DISCUSSIONS between the Irish Thoroughbred Breeders’ Association [ITBA] and Department officials will continue next week around the removal of the requirement on British breeders to deposit a bond equivalent to 20% of their mare’s value before sending it to be covered by an Irish stallion.
Since Britain left the European Union formally over 18 months ago, there have been significant barriers to the movement of horses between Ireland and Britain. This has affected both racing and breeding, with the 20% ‘temporary admission’ deposit high on the list of deterrents to cross-channel traffic.
Earlier this year Ireland’s Revenue Commissioners removed the 20% bond requirement for British racehorses coming to Ireland to race, as they were satisfied these horses were not being imported without paying VAT and would be returning to Britain within days.
However, the bond is still required for broodmares coming to Ireland from Britain. Some breeders are believed to have gotten around the requirement by grossly undervaluing their horses on official forms. However, recent ITBA research confirmed that the number of British broodmares visiting the leading Irish studs had dropped by at least 27%.
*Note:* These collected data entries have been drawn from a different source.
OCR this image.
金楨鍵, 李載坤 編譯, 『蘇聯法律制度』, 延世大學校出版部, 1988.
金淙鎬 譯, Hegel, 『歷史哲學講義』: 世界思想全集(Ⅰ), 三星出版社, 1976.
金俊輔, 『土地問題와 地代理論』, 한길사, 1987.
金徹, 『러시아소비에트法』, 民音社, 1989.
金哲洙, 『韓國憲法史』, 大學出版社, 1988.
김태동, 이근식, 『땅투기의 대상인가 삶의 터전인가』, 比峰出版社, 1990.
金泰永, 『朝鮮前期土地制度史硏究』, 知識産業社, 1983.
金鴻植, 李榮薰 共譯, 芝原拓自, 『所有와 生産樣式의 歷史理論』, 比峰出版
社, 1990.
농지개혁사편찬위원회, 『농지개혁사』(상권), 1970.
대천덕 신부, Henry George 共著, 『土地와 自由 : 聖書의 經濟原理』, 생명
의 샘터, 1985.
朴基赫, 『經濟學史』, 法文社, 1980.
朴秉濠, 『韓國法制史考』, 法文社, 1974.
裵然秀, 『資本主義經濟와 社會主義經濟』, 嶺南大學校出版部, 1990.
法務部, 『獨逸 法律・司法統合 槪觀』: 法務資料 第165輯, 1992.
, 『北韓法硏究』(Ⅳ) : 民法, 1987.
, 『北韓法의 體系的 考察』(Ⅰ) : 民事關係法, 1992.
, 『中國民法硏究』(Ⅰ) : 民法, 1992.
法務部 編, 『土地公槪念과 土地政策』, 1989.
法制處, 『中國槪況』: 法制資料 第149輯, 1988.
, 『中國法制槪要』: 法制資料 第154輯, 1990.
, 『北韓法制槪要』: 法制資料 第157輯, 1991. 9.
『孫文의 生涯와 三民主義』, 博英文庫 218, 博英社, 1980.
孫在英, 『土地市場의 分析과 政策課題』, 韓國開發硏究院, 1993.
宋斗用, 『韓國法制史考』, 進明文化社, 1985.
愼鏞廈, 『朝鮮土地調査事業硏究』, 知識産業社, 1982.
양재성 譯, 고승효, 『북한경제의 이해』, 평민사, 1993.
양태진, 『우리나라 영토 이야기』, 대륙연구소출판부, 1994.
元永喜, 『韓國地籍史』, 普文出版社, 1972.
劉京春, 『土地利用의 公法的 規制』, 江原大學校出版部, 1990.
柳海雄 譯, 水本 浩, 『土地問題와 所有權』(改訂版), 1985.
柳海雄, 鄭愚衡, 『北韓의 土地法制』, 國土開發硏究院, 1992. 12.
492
Some leading Irish breeders have told The Irish Field they have also cut back on the number of mares they are sending to British stallions, due to the extra costs and administrative work.
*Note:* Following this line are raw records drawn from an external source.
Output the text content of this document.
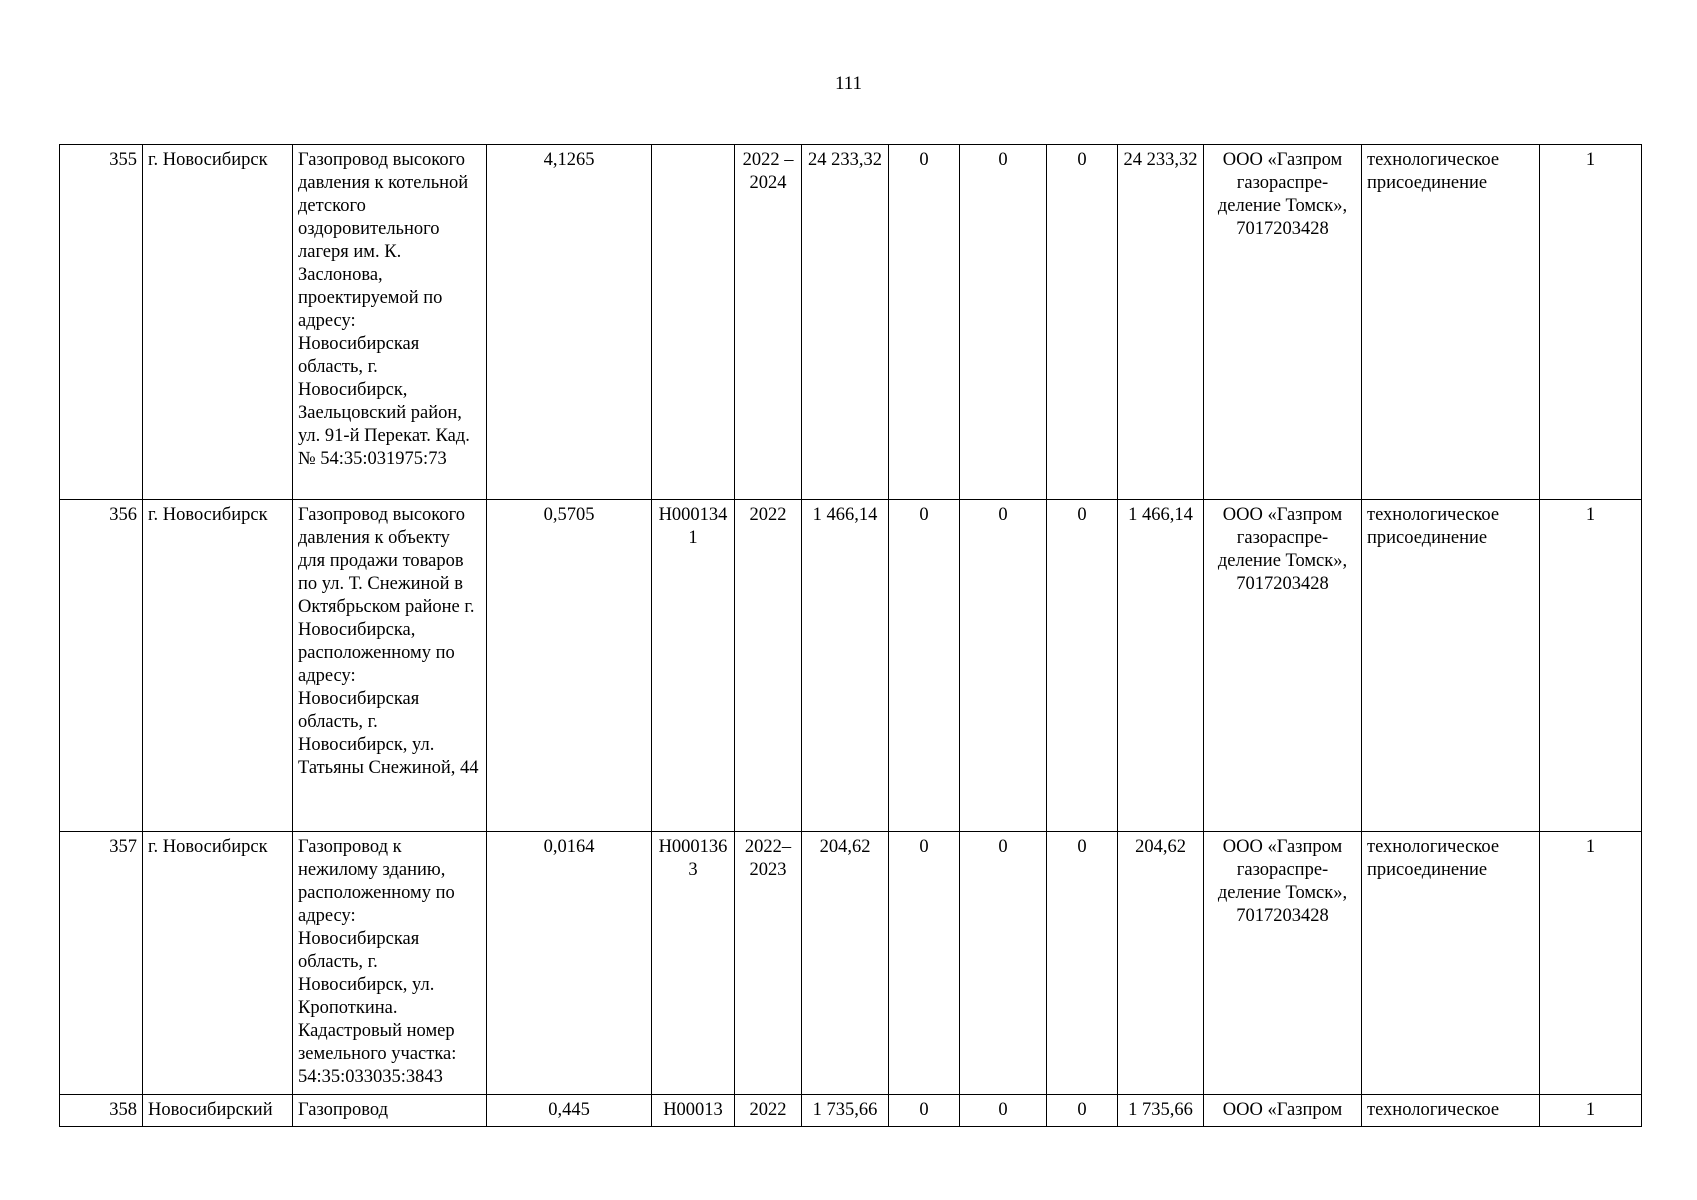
111
355	г. Новосибирск	Газопровод высокого давления к котельной детского оздоровительного лагеря им. К. Заслонова, проектируемой по адресу: Новосибирская область, г. Новосибирск, Заельцовский район, ул. 91-й Перекат. Кад. № 54:35:031975:73	4,1265		2022 – 2024	24 233,32	0	0	0	24 233,32	ООО «Газпром газораспре-деление Томск», 7017203428	технологическое присоединение	1
356	г. Новосибирск	Газопровод высокого давления к объекту для продажи товаров по ул. Т. Снежиной в Октябрьском районе г. Новосибирска, расположенному по адресу: Новосибирская область, г. Новосибирск, ул. Татьяны Снежиной, 44	0,5705	Н0001341	2022	1 466,14	0	0	0	1 466,14	ООО «Газпром газораспре-деление Томск», 7017203428	технологическое присоединение	1
357	г. Новосибирск	Газопровод к нежилому зданию, расположенному по адресу: Новосибирская область, г. Новосибирск, ул. Кропоткина. Кадастровый номер земельного участка: 54:35:033035:3843	0,0164	Н0001363	2022–2023	204,62	0	0	0	204,62	ООО «Газпром газораспре-деление Томск», 7017203428	технологическое присоединение	1
358	Новосибирский	Газопровод	0,445	Н00013	2022	1 735,66	0	0	0	1 735,66	ООО «Газпром	технологическое	1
This week Her Majesty’s Revenue and Customs [HMRC] agreed to a new temporary admission procedure which will allow intermediaries (such as a transporter or shipper) to apply for an authorisation enabling them to move thoroughbreds under multiple ownerships, without the need for a financial guarantee to be provided on these movements.
As well as helping Irish breeders who want to send horses to the sales in Britain, this change will make it easier for Irish trainers to send runners to Britain too.
Now the ITBA wants Revenue to reciprocate this measure to make it more attractive for British breeders to send mares to Ireland or sales horses. ITBA chief executive Shane O’Dwyer said: “We have raised breeders’ concerns with Department officials regarding restrictions on temporary admission for some time now and appear to be making progress. Hopefully this news from the UK will act as a catalyst to expedite the process and I am confident that officials understand the competitive disadvantage placed on the industry should no action be taken.”